Pelinal cared for none of this and killed any who would speak god-logic, except for fair Perrif, who he said, "enacts, rather than talks, as language without exertion is dead witness." When those soldiers who heard him say this stared blankly, he laughed and swung his sword, running into the rain of Kyne to slaughter their Ayleid captives, screaming, "O Aka, for our shared madness I do this! I watch you watching me watching back! Umaril dares call us out, for that is how we made him!"

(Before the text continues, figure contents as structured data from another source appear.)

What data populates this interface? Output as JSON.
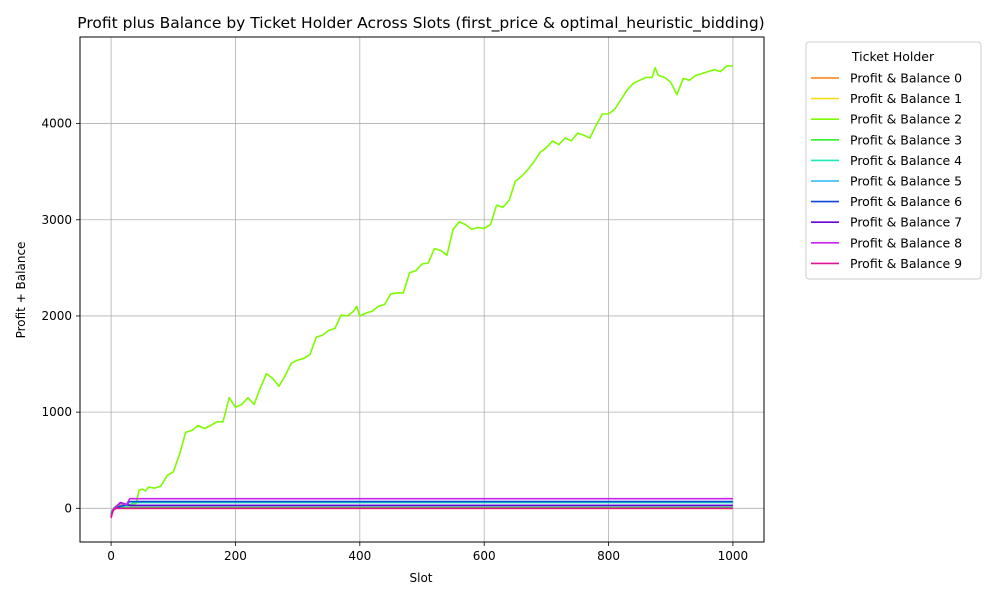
{
  "chart_data": {
    "type": "line",
    "title": "Profit plus Balance by Ticket Holder Across Slots (first_price & optimal_heuristic_bidding)",
    "xlabel": "Slot",
    "ylabel": "Profit + Balance",
    "xlim": [
      -50,
      1050
    ],
    "ylim": [
      -350,
      4900
    ],
    "xticks": [
      0,
      200,
      400,
      600,
      800,
      1000
    ],
    "yticks": [
      0,
      1000,
      2000,
      3000,
      4000
    ],
    "grid": true,
    "legend": {
      "title": "Ticket Holder",
      "placement": "outside-right"
    },
    "series": [
      {
        "name": "Profit & Balance 0",
        "color": "#ff7f0e",
        "points": [
          [
            0,
            -90
          ],
          [
            2,
            -20
          ],
          [
            5,
            0
          ],
          [
            30,
            0
          ],
          [
            1000,
            0
          ]
        ]
      },
      {
        "name": "Profit & Balance 1",
        "color": "#f5e010",
        "points": [
          [
            0,
            -60
          ],
          [
            5,
            -10
          ],
          [
            10,
            0
          ],
          [
            1000,
            0
          ]
        ]
      },
      {
        "name": "Profit & Balance 2",
        "color": "#7cfc00",
        "points": [
          [
            0,
            -50
          ],
          [
            5,
            10
          ],
          [
            10,
            30
          ],
          [
            20,
            30
          ],
          [
            30,
            40
          ],
          [
            40,
            50
          ],
          [
            45,
            190
          ],
          [
            50,
            200
          ],
          [
            55,
            180
          ],
          [
            60,
            220
          ],
          [
            70,
            210
          ],
          [
            80,
            230
          ],
          [
            90,
            340
          ],
          [
            100,
            380
          ],
          [
            110,
            560
          ],
          [
            120,
            790
          ],
          [
            130,
            810
          ],
          [
            140,
            860
          ],
          [
            150,
            830
          ],
          [
            160,
            860
          ],
          [
            170,
            900
          ],
          [
            180,
            900
          ],
          [
            190,
            1150
          ],
          [
            200,
            1050
          ],
          [
            210,
            1080
          ],
          [
            220,
            1150
          ],
          [
            230,
            1080
          ],
          [
            240,
            1250
          ],
          [
            250,
            1400
          ],
          [
            260,
            1350
          ],
          [
            270,
            1270
          ],
          [
            280,
            1380
          ],
          [
            290,
            1510
          ],
          [
            300,
            1540
          ],
          [
            310,
            1560
          ],
          [
            320,
            1600
          ],
          [
            330,
            1780
          ],
          [
            340,
            1800
          ],
          [
            350,
            1850
          ],
          [
            360,
            1870
          ],
          [
            370,
            2010
          ],
          [
            380,
            2000
          ],
          [
            390,
            2050
          ],
          [
            395,
            2100
          ],
          [
            400,
            2000
          ],
          [
            410,
            2030
          ],
          [
            420,
            2050
          ],
          [
            430,
            2100
          ],
          [
            440,
            2120
          ],
          [
            450,
            2230
          ],
          [
            460,
            2240
          ],
          [
            470,
            2240
          ],
          [
            480,
            2450
          ],
          [
            490,
            2470
          ],
          [
            500,
            2540
          ],
          [
            510,
            2550
          ],
          [
            520,
            2700
          ],
          [
            530,
            2680
          ],
          [
            540,
            2630
          ],
          [
            550,
            2900
          ],
          [
            560,
            2980
          ],
          [
            570,
            2950
          ],
          [
            580,
            2900
          ],
          [
            590,
            2920
          ],
          [
            600,
            2910
          ],
          [
            610,
            2950
          ],
          [
            620,
            3150
          ],
          [
            630,
            3130
          ],
          [
            640,
            3200
          ],
          [
            650,
            3400
          ],
          [
            660,
            3450
          ],
          [
            670,
            3520
          ],
          [
            680,
            3600
          ],
          [
            690,
            3700
          ],
          [
            700,
            3750
          ],
          [
            710,
            3820
          ],
          [
            720,
            3780
          ],
          [
            730,
            3850
          ],
          [
            740,
            3820
          ],
          [
            750,
            3900
          ],
          [
            760,
            3880
          ],
          [
            770,
            3850
          ],
          [
            780,
            3980
          ],
          [
            790,
            4100
          ],
          [
            800,
            4100
          ],
          [
            810,
            4150
          ],
          [
            820,
            4250
          ],
          [
            830,
            4350
          ],
          [
            840,
            4420
          ],
          [
            850,
            4450
          ],
          [
            860,
            4480
          ],
          [
            870,
            4480
          ],
          [
            875,
            4580
          ],
          [
            880,
            4500
          ],
          [
            890,
            4480
          ],
          [
            900,
            4430
          ],
          [
            910,
            4300
          ],
          [
            920,
            4470
          ],
          [
            930,
            4450
          ],
          [
            940,
            4500
          ],
          [
            950,
            4520
          ],
          [
            960,
            4540
          ],
          [
            970,
            4560
          ],
          [
            980,
            4540
          ],
          [
            990,
            4600
          ],
          [
            1000,
            4600
          ]
        ]
      },
      {
        "name": "Profit & Balance 3",
        "color": "#2ef22e",
        "points": [
          [
            0,
            -40
          ],
          [
            5,
            0
          ],
          [
            10,
            10
          ],
          [
            1000,
            10
          ]
        ]
      },
      {
        "name": "Profit & Balance 4",
        "color": "#1de9b6",
        "points": [
          [
            0,
            -50
          ],
          [
            5,
            0
          ],
          [
            15,
            20
          ],
          [
            30,
            30
          ],
          [
            35,
            60
          ],
          [
            1000,
            60
          ]
        ]
      },
      {
        "name": "Profit & Balance 5",
        "color": "#29b6f6",
        "points": [
          [
            0,
            -30
          ],
          [
            10,
            10
          ],
          [
            20,
            30
          ],
          [
            1000,
            30
          ]
        ]
      },
      {
        "name": "Profit & Balance 6",
        "color": "#0d47d8",
        "points": [
          [
            0,
            -60
          ],
          [
            5,
            0
          ],
          [
            15,
            20
          ],
          [
            25,
            40
          ],
          [
            30,
            70
          ],
          [
            1000,
            70
          ]
        ]
      },
      {
        "name": "Profit & Balance 7",
        "color": "#6a00d8",
        "points": [
          [
            0,
            -80
          ],
          [
            5,
            0
          ],
          [
            15,
            60
          ],
          [
            20,
            50
          ],
          [
            30,
            30
          ],
          [
            1000,
            30
          ]
        ]
      },
      {
        "name": "Profit & Balance 8",
        "color": "#cc22ee",
        "points": [
          [
            0,
            -70
          ],
          [
            5,
            0
          ],
          [
            15,
            50
          ],
          [
            25,
            40
          ],
          [
            30,
            100
          ],
          [
            1000,
            100
          ]
        ]
      },
      {
        "name": "Profit & Balance 9",
        "color": "#e0129a",
        "points": [
          [
            0,
            -100
          ],
          [
            3,
            -20
          ],
          [
            8,
            0
          ],
          [
            1000,
            0
          ]
        ]
      }
    ]
  }
}
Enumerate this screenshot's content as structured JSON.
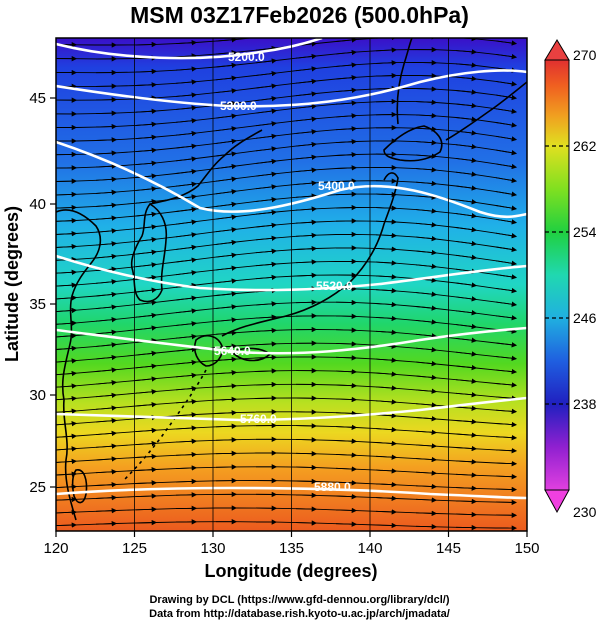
{
  "title": "MSM 03Z17Feb2026 (500.0hPa)",
  "axes": {
    "xlabel": "Longitude (degrees)",
    "ylabel": "Latitude  (degrees)",
    "xlim": [
      120,
      150
    ],
    "ylim": [
      22.4,
      47.6
    ],
    "xticks": [
      "120",
      "125",
      "130",
      "135",
      "140",
      "145",
      "150"
    ],
    "yticks": [
      "25",
      "30",
      "35",
      "40",
      "45"
    ]
  },
  "colorbar": {
    "min": 230,
    "max": 270,
    "ticks": [
      "230",
      "238",
      "246",
      "254",
      "262",
      "270"
    ],
    "colors": [
      "#e040e0",
      "#9020d0",
      "#2020c0",
      "#1f5fe0",
      "#20b0e0",
      "#20d8b0",
      "#20d040",
      "#80e020",
      "#e0e020",
      "#f0a020",
      "#f06020",
      "#e03030"
    ]
  },
  "contours": [
    {
      "label": "5200.0"
    },
    {
      "label": "5300.0"
    },
    {
      "label": "5400.0"
    },
    {
      "label": "5520.0"
    },
    {
      "label": "5640.0"
    },
    {
      "label": "5760.0"
    },
    {
      "label": "5880.0"
    }
  ],
  "credits": {
    "line1": "Drawing by DCL (https://www.gfd-dennou.org/library/dcl/)",
    "line2": "Data from http://database.rish.kyoto-u.ac.jp/arch/jmadata/"
  }
}
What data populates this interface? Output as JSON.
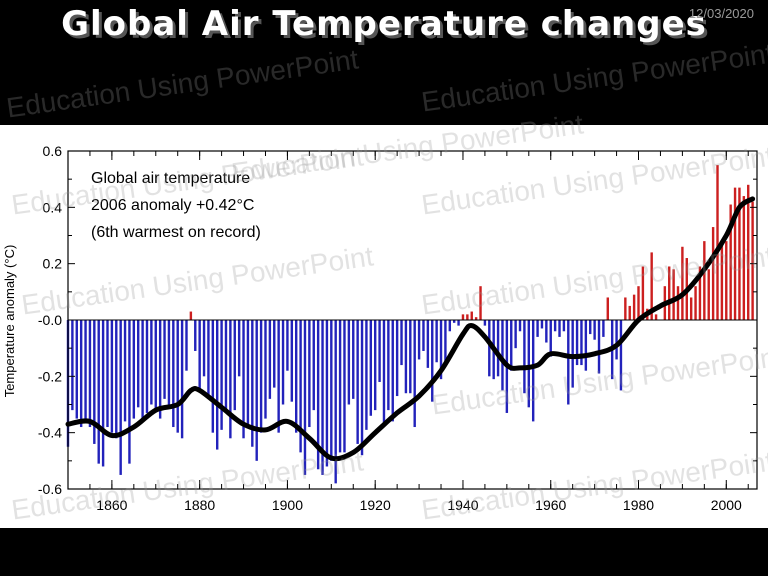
{
  "slide": {
    "title": "Global Air Temperature changes",
    "date": "12/03/2020",
    "watermark": "Education Using PowerPoint"
  },
  "colors": {
    "positive": "#cc1f1f",
    "negative": "#2222bb",
    "smooth": "#000000",
    "background": "#ffffff"
  },
  "chart_data": {
    "type": "bar",
    "title": "",
    "annotation": [
      "Global air temperature",
      "2006 anomaly +0.42°C",
      "(6th warmest on record)"
    ],
    "xlabel": "",
    "ylabel": "Temperature anomaly (°C)",
    "xlim": [
      1850,
      2007
    ],
    "ylim": [
      -0.6,
      0.6
    ],
    "x_ticks": [
      "1860",
      "1880",
      "1900",
      "1920",
      "1940",
      "1960",
      "1980",
      "2000"
    ],
    "y_ticks": [
      "0.6",
      "0.4",
      "0.2",
      "-0.0",
      "-0.2",
      "-0.4",
      "-0.6"
    ],
    "series": [
      {
        "kind": "annual anomaly bars",
        "x": [
          1850,
          1851,
          1852,
          1853,
          1854,
          1855,
          1856,
          1857,
          1858,
          1859,
          1860,
          1861,
          1862,
          1863,
          1864,
          1865,
          1866,
          1867,
          1868,
          1869,
          1870,
          1871,
          1872,
          1873,
          1874,
          1875,
          1876,
          1877,
          1878,
          1879,
          1880,
          1881,
          1882,
          1883,
          1884,
          1885,
          1886,
          1887,
          1888,
          1889,
          1890,
          1891,
          1892,
          1893,
          1894,
          1895,
          1896,
          1897,
          1898,
          1899,
          1900,
          1901,
          1902,
          1903,
          1904,
          1905,
          1906,
          1907,
          1908,
          1909,
          1910,
          1911,
          1912,
          1913,
          1914,
          1915,
          1916,
          1917,
          1918,
          1919,
          1920,
          1921,
          1922,
          1923,
          1924,
          1925,
          1926,
          1927,
          1928,
          1929,
          1930,
          1931,
          1932,
          1933,
          1934,
          1935,
          1936,
          1937,
          1938,
          1939,
          1940,
          1941,
          1942,
          1943,
          1944,
          1945,
          1946,
          1947,
          1948,
          1949,
          1950,
          1951,
          1952,
          1953,
          1954,
          1955,
          1956,
          1957,
          1958,
          1959,
          1960,
          1961,
          1962,
          1963,
          1964,
          1965,
          1966,
          1967,
          1968,
          1969,
          1970,
          1971,
          1972,
          1973,
          1974,
          1975,
          1976,
          1977,
          1978,
          1979,
          1980,
          1981,
          1982,
          1983,
          1984,
          1985,
          1986,
          1987,
          1988,
          1989,
          1990,
          1991,
          1992,
          1993,
          1994,
          1995,
          1996,
          1997,
          1998,
          1999,
          2000,
          2001,
          2002,
          2003,
          2004,
          2005,
          2006
        ],
        "values": [
          -0.45,
          -0.32,
          -0.35,
          -0.38,
          -0.36,
          -0.38,
          -0.44,
          -0.51,
          -0.52,
          -0.38,
          -0.4,
          -0.42,
          -0.55,
          -0.36,
          -0.51,
          -0.35,
          -0.31,
          -0.35,
          -0.33,
          -0.3,
          -0.32,
          -0.35,
          -0.28,
          -0.3,
          -0.38,
          -0.4,
          -0.42,
          -0.18,
          0.03,
          -0.11,
          -0.25,
          -0.2,
          -0.28,
          -0.4,
          -0.46,
          -0.39,
          -0.33,
          -0.42,
          -0.32,
          -0.2,
          -0.42,
          -0.38,
          -0.45,
          -0.5,
          -0.4,
          -0.35,
          -0.28,
          -0.24,
          -0.4,
          -0.3,
          -0.18,
          -0.29,
          -0.4,
          -0.47,
          -0.55,
          -0.38,
          -0.32,
          -0.53,
          -0.55,
          -0.52,
          -0.5,
          -0.58,
          -0.47,
          -0.47,
          -0.3,
          -0.28,
          -0.44,
          -0.48,
          -0.39,
          -0.34,
          -0.32,
          -0.22,
          -0.37,
          -0.32,
          -0.36,
          -0.27,
          -0.16,
          -0.26,
          -0.26,
          -0.38,
          -0.14,
          -0.11,
          -0.17,
          -0.29,
          -0.15,
          -0.21,
          -0.16,
          -0.04,
          -0.01,
          -0.02,
          0.02,
          0.02,
          0.03,
          0.01,
          0.12,
          -0.02,
          -0.2,
          -0.21,
          -0.2,
          -0.25,
          -0.33,
          -0.18,
          -0.1,
          -0.04,
          -0.26,
          -0.31,
          -0.36,
          -0.06,
          -0.03,
          -0.08,
          -0.13,
          -0.04,
          -0.06,
          -0.04,
          -0.3,
          -0.24,
          -0.16,
          -0.16,
          -0.18,
          -0.05,
          -0.07,
          -0.19,
          -0.06,
          0.08,
          -0.21,
          -0.14,
          -0.25,
          0.08,
          0.05,
          0.09,
          0.12,
          0.19,
          0.04,
          0.24,
          0.02,
          0.0,
          0.12,
          0.19,
          0.18,
          0.12,
          0.26,
          0.22,
          0.08,
          0.12,
          0.19,
          0.28,
          0.18,
          0.33,
          0.55,
          0.27,
          0.28,
          0.41,
          0.47,
          0.47,
          0.44,
          0.48,
          0.42
        ]
      },
      {
        "kind": "smoothed curve",
        "x": [
          1850,
          1855,
          1860,
          1865,
          1870,
          1875,
          1878,
          1880,
          1885,
          1890,
          1895,
          1900,
          1905,
          1910,
          1915,
          1920,
          1925,
          1930,
          1935,
          1940,
          1942,
          1945,
          1950,
          1953,
          1957,
          1960,
          1965,
          1970,
          1975,
          1980,
          1985,
          1990,
          1995,
          2000,
          2003,
          2006
        ],
        "values": [
          -0.37,
          -0.36,
          -0.41,
          -0.38,
          -0.32,
          -0.3,
          -0.25,
          -0.25,
          -0.31,
          -0.37,
          -0.39,
          -0.36,
          -0.42,
          -0.49,
          -0.47,
          -0.4,
          -0.33,
          -0.27,
          -0.18,
          -0.05,
          -0.02,
          -0.06,
          -0.16,
          -0.17,
          -0.16,
          -0.12,
          -0.13,
          -0.12,
          -0.09,
          0.0,
          0.05,
          0.09,
          0.18,
          0.3,
          0.4,
          0.43
        ]
      }
    ],
    "grid": false,
    "legend": "none"
  }
}
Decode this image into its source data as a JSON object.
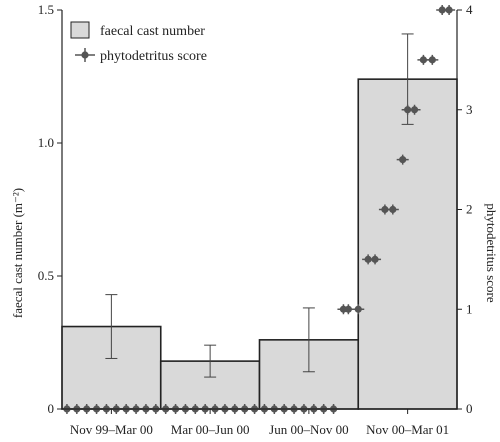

[And it was during] these fits of anger and nonsense that Pelinal would fall into the Madness, where whole swaths of lands were devoured in divine rampage to become Void, and Alessia would have to pray to the Gods for their succor, and they would reach down as one mind and soothe the Whitestrake until he no longer had the will to kill the earth in whole. And Garid of the men-of-ge once saw such a Madness from afar and maneuvered, after it had abated, to drink together with Pelinal, and he asked what such an affliction felt like, to which Pelinal could only answer, "Like when the dream no longer needs its dreamer."